An innovative online application called “Human or Not,” created by AI21 Labs, a respected artificial intelligence system developer based in Tel Aviv, is an experiment in a social Turing game.
Its essence was simplicity balanced with challenge. You had to engage in a time-limited chat with an unidentified person, be it a human or an artificial intelligence (AI), where your questions and answers had no boundaries. After just two minutes, you had to solve the mystery and find out whether you were talking to a real person or a complex artificial intelligence.
The experiment is now complete; we will write about the results below.
In order for the user to go on this intriguing adventure on their own, you need to go to the official Human or Not website. Having prepared the stage, start the game by clicking the coveted “Start Game” button. Now you are faced with a choice: either start a conversation, or patiently wait for your initiative to take action. As the conversation progresses, fueled by your creativity in questioning and expressing yourself, carefully analyze the language patterns and behavioral cues given by the mysterious entity lingering on the other side.
As you immerse yourself in this extraordinary experience, prepare to traverse uncharted territories where the boundaries between humans and artificial intelligence become painfully blurred. While your questions may probe depths of knowledge and emotion, the entity’s answers hold the key to its true nature. Observe carefully how the entity speaks, acutely noting the nuances of speech and actions unfolding in your virtual conversation.
The game “Human or Not” has become an exciting activity that challenges your intuition and insight to the core. With each conversation you could take yourself on a journey, peering into the complex workings of machine intelligence. By delving into the subtleties of language, identifying subtle quirks, you can unravel the complex undefined a canvas of distinctly human traits, or perhaps lack thereof.
How did people try to distinguish their interlocutor in the game?

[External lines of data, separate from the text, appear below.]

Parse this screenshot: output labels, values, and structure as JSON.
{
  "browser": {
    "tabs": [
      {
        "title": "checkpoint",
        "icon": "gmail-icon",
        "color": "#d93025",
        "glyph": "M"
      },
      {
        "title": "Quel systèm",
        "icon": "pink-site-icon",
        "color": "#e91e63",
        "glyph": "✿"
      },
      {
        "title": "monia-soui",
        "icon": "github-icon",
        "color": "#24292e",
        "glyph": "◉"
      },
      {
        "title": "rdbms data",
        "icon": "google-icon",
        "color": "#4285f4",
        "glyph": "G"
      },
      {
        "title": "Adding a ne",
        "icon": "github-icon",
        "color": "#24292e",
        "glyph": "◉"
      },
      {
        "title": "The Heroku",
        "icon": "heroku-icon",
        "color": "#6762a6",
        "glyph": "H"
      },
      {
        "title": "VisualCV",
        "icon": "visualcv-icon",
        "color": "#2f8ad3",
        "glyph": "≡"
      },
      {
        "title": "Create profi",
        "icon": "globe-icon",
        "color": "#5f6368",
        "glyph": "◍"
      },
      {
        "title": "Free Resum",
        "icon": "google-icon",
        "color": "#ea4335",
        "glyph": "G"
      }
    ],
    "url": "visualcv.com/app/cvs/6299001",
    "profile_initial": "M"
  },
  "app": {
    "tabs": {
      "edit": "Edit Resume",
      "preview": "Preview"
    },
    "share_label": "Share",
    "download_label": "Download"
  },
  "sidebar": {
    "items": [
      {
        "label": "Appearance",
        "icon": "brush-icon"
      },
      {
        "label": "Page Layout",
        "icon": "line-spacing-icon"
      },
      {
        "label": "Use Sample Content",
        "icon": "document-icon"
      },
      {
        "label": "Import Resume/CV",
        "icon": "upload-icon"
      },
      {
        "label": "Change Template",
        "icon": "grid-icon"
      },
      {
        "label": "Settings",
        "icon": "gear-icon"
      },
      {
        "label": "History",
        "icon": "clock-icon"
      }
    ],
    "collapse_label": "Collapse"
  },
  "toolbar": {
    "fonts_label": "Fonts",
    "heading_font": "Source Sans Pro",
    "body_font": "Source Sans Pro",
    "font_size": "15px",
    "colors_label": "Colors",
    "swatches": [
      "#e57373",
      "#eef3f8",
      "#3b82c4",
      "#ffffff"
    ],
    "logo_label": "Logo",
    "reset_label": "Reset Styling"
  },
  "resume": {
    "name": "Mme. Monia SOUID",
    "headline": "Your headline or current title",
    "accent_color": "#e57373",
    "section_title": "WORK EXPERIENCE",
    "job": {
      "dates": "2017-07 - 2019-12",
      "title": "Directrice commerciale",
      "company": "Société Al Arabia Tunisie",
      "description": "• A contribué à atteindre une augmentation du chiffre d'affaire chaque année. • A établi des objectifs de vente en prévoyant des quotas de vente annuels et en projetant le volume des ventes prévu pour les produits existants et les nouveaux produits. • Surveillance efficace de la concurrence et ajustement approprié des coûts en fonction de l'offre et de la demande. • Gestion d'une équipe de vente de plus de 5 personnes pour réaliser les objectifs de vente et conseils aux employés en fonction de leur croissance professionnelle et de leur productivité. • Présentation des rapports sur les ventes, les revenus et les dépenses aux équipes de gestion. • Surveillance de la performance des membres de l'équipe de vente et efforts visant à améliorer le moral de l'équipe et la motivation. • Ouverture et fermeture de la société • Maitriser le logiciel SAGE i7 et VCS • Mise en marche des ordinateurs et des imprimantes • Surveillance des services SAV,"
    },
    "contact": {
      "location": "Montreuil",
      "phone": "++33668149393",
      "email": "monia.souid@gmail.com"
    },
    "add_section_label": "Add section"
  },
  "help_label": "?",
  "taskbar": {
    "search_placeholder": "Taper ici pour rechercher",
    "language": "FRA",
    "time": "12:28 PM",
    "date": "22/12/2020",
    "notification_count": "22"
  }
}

Following a comprehensive analysis of numerous strategies employed by participants to discern between human and AI interactions, the team uncovered several noteworthy approaches. These tactics were rooted in users’ perceptions of language model limitations experienced while engaging with platforms like ChatGPT, as well as their prior understanding of human behavior online.
Assumption: People believed that bots wouldn’t make typos, grammatical errors, or employ slang. As a result, participants leveraged the occurrence of these mistakes in their counterparts’ messages to identify human interaction. Despite the fact that most models were trained to make such errors and use slang, many participants still associated these flaws with human-like responses.
Personal Questions: A prevalent method involved asking personal questions like “Where are you from?” or “What’s your name?” Participants believed that AI bots lacked personal histories and restricted responses, making them more inclined to exhibit predetermined topics or prompts. However, the bots often surpassed expectations by skillfully answering personal queries and constructing unique personalities based on the ample personal stories in their training data.
Current Events: Participants exploited the knowledge that AI models possessed a restricted data cutoff, rendering them oblivious to events occurring subsequent to that date. By asking about recent news, sports results, trending TikTok content, or time-related inquiries, individuals sought to differentiate between human and AI participants. Interestingly, the phrase “t’as les cramptés?” (referring to a popular TikTok dancing trend in France) emerged as one of the most frequently used by humans. Although most in-game models had internet connectivity and awareness of recent news, this tactic still remained prominent.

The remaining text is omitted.